Stability AI has been operating without the support of a tech giant. After raising $101 million from venture capitalists in 2022, it needed more funds last fall but was struggling to show investors that it could sell its technology to businesses, said two former employees, who declined to speak publicly because they were not authorized to do so. It raised $50 million from Intel late last year but still faced financial pressure, they said.
As the startup grew, its sales strategy shifted, these people said. At the same time, it was spending millions a month on computing costs. Some investors pressured Mostaque to resign, according to an investor, who declined to speak publicly about a personnel issue. Last month, after his resignation, Stability AI did layoffs and restructured its business to put the company on “a more sustainable path,” according to a company memo reviewed by The New York Times.
Stability AI declined to comment. Mostaque declined to discuss his exit.
Inflection AI, a chatbot startup founded by three AI veterans, had raised $1.5 billion from some of the biggest names in tech. But a year after introducing its AI personal assistant, it had almost no revenue, according to one investor.
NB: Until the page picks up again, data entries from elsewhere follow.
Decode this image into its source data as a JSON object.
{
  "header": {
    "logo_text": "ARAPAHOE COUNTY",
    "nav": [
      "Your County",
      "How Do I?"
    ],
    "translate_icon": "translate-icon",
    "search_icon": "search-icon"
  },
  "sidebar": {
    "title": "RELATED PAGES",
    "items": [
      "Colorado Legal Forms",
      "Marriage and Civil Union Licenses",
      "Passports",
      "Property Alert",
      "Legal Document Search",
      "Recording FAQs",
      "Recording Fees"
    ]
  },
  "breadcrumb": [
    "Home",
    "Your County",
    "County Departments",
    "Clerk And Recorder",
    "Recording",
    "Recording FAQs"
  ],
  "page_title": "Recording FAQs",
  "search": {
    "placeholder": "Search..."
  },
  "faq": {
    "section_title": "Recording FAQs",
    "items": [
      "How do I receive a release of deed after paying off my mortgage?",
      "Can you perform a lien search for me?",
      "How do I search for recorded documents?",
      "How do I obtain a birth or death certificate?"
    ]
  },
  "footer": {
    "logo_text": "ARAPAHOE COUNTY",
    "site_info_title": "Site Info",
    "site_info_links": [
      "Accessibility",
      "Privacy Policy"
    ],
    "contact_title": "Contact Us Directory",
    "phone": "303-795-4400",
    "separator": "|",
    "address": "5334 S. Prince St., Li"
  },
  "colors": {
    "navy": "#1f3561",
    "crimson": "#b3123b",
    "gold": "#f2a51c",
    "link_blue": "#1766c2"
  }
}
The Times reviewed a letter that Inflection had sent to investors saying additional fundraising was “not the best use of our investors’ money, especially in the context of the current frothy AI market.”
In late March, it folded its original business and largely disappeared into Microsoft, the world’s most valuable public company.
Microsoft also helped fund Inflection AI, whose CEO, Mustafa Suleyman, rose to prominence as one of the founders of DeepMind, a seminal artificial intelligence lab that Google acquired in 2014. Suleyman founded Inflection AI alongside Karén Simonyan, a key DeepMind researcher, and Reid Hoffman, a leading Silicon Valley venture capitalist who helped found OpenAI and is on Microsoft’s board.
Microsoft and Inflection AI declined to comment.
The company was steeped in talented AI researchers who had worked at places such as Google and OpenAI.
But almost a year after releasing its AI personal assistant, Inflection AI’s revenue was, in the words of one investor, “de minimis.” Essentially zilch. It could not continue to improve its technologies and keep pace with chatbots from the likes of Google and OpenAI unless it continued to raise huge sums of money.
Now Microsoft is swallowing most of its staff, including Suleyman and Simonyan.
This is costing Microsoft more than $650 million. But unlike Inflection AI, it can afford to play the long game. It has announced plans for the staff to build an AI lab in London, working with the kind of systems the startups are hoping will break through.